Posted: Fri Feb 15, 2013 4:33 pm
by scary mum
I'm sure Guest55 has linked to it before, mystery, but I can't find it just at the moment. I wouldn't worry too much about it until you know about the Kent test anyway, just keep up the usual.

Re: New CEM test - what is meant by "year 5 work"

Posted: Fri Feb 15, 2013 4:53 pm
by yoyo123
http://webarchive.nationalarchives.gov. ... ction/4863" onclick="window.open(this.href);return false;

try this

Re: New CEM test - what is meant by "year 5 work"

Posted: Fri Feb 15, 2013 6:56 pm
by mystery
Thanks Yoyo. If you mean had covered all the material described in the national numeracy strategy and the old numeracy units then that does havea defined "end" ... but that's just an interpretation of the National Curriculum document isn't it?
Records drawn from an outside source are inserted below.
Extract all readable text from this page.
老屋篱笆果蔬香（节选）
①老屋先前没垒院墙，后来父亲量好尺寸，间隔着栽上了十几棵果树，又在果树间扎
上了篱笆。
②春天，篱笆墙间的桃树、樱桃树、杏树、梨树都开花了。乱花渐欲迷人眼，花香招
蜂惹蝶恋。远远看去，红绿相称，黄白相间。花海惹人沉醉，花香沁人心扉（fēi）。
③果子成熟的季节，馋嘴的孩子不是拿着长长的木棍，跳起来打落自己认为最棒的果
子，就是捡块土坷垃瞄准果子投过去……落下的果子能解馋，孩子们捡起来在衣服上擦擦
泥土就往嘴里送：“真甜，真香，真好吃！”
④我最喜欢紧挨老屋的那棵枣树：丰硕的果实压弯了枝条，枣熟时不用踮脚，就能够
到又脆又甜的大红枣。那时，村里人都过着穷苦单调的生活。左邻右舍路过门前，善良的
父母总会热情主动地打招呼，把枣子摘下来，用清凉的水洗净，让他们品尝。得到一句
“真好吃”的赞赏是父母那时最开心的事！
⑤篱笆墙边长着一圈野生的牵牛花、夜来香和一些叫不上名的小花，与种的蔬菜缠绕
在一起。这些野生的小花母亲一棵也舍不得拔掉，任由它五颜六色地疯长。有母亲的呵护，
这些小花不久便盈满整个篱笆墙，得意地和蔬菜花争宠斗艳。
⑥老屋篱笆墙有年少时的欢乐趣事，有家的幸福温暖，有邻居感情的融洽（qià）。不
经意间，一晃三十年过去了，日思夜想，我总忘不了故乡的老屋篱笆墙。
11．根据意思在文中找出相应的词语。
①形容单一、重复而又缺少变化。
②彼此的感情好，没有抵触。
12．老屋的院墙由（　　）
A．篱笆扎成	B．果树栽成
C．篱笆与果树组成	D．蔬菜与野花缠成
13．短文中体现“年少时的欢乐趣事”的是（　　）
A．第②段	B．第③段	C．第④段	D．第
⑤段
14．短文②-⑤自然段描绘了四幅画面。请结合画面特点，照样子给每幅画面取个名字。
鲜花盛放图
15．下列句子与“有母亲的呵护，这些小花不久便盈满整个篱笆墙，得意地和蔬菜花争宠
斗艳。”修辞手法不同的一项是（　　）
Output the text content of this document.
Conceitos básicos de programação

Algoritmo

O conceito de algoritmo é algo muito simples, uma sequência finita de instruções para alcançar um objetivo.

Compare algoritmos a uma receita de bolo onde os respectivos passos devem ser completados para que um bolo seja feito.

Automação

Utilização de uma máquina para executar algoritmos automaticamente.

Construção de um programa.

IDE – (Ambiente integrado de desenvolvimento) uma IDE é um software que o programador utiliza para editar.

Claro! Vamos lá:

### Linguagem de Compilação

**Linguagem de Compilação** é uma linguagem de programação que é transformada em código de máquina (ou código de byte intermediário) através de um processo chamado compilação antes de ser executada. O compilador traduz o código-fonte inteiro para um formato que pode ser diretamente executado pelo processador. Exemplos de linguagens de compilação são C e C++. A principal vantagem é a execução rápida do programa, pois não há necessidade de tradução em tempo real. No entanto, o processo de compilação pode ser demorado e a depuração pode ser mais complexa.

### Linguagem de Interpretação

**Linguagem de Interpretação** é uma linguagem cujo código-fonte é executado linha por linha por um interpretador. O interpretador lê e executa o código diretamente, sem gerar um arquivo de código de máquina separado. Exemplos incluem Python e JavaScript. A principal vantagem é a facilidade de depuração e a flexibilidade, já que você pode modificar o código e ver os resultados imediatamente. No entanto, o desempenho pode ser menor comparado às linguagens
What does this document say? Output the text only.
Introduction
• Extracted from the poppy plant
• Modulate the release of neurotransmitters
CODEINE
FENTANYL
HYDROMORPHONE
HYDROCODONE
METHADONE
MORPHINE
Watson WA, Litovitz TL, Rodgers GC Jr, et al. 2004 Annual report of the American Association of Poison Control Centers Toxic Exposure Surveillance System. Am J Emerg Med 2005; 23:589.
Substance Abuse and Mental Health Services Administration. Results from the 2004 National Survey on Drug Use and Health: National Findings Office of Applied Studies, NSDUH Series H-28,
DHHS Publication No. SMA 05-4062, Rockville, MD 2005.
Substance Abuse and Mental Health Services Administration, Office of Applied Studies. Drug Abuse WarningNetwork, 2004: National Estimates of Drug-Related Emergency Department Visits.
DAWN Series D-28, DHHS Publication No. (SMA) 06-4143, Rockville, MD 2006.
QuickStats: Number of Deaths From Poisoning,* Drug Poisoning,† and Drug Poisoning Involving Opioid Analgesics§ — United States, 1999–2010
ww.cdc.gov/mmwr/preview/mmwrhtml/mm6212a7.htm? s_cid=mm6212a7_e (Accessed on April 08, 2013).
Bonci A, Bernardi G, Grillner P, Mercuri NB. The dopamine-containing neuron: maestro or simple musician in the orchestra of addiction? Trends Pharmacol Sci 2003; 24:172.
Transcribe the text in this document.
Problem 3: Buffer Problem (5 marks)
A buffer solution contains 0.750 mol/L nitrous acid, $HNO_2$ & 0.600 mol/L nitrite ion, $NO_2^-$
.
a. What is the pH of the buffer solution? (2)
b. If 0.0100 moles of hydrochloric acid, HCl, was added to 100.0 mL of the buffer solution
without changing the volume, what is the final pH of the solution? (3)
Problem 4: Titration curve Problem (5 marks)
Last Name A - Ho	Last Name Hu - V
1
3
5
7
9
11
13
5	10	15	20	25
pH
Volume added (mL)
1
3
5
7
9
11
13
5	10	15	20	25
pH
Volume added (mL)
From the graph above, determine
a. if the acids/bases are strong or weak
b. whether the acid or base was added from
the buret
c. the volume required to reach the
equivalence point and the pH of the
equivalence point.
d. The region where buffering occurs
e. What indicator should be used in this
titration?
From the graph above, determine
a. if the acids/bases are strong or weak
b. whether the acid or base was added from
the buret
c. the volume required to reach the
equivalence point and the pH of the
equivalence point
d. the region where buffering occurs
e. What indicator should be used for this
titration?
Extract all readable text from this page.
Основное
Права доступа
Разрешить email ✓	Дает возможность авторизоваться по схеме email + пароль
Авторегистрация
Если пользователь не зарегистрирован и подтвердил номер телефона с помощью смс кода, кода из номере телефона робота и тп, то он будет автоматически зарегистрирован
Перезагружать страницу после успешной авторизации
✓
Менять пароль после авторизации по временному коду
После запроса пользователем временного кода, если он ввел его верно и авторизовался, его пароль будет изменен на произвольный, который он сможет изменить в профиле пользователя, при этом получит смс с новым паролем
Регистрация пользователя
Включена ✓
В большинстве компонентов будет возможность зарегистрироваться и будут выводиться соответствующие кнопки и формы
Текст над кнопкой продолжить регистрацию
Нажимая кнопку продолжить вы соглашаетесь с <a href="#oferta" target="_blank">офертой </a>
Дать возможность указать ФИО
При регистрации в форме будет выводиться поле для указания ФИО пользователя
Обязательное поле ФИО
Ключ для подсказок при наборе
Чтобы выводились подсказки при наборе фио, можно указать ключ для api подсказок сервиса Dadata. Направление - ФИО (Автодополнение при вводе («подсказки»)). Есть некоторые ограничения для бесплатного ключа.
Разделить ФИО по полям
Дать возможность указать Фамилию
5A helps me to understand better what the poster meant by finishing primary school maths.

But I still don't get what people mean by "Year 5 work" - do you mean the Year 5 units Yoyo? Are these purely aiming at national expectations for a year 5 child - i.e. 4b take away 1.5 sublevels? Or what one might expect a year 5 child in the top x% to be covering which would surely be beyond the year 5 units?

Re: New CEM test - what is meant by "year 5 work"

Posted: Fri Feb 15, 2013 7:03 pm
by Guest55
30% don't get level 5a in KS2 so I think 'Year 5 work' means the Year 5 units differentiated for those likely to get a level 5 at the end of KS2.

So your child should be towards the top of level 4 at the end of Year 5 ... mystery you are making it too complicated.

Re: New CEM test - what is meant by "year 5 work"

Posted: Fri Feb 15, 2013 7:14 pm
by mystery
I'm making it too complicated? :oops: :wink: :!: :idea:

I'm just trying to work out what people mean.

So you are saying that roughly 30% of children nationally get level 5b (or is it 5c) or higher at the end of KS2, and these are the children that an 11plus test for a county like Bucks should be trying to pick out.

So in Bucks, for a test at the beginning of year 6 you should be trying to pick out children who would have been high 4s at the end of year 5. Then by looking at the archived NNS and the units and differentiating the year 5 work described within that, we have identified the material that a child should have covered by the end of year 5 in maths to have a reasonable shot at the new test in Bucks if this is what CEM have been told to based it on.

Please tell me one more thing - does "differentiating" the year 5 NNS units for the top 30% of the year 5 cohort mean covering those units to the their "ultimate limit" or adding in a touch of year 6 work?

Yes I know that the same topics come up again and again in maths and you can take each topic " a bit further" ... but when does a bit further start being the next year's work and therefore not part of the thing I was trying to define at the beginning? Maths repeats itself for many school years. So do a lot of subjects.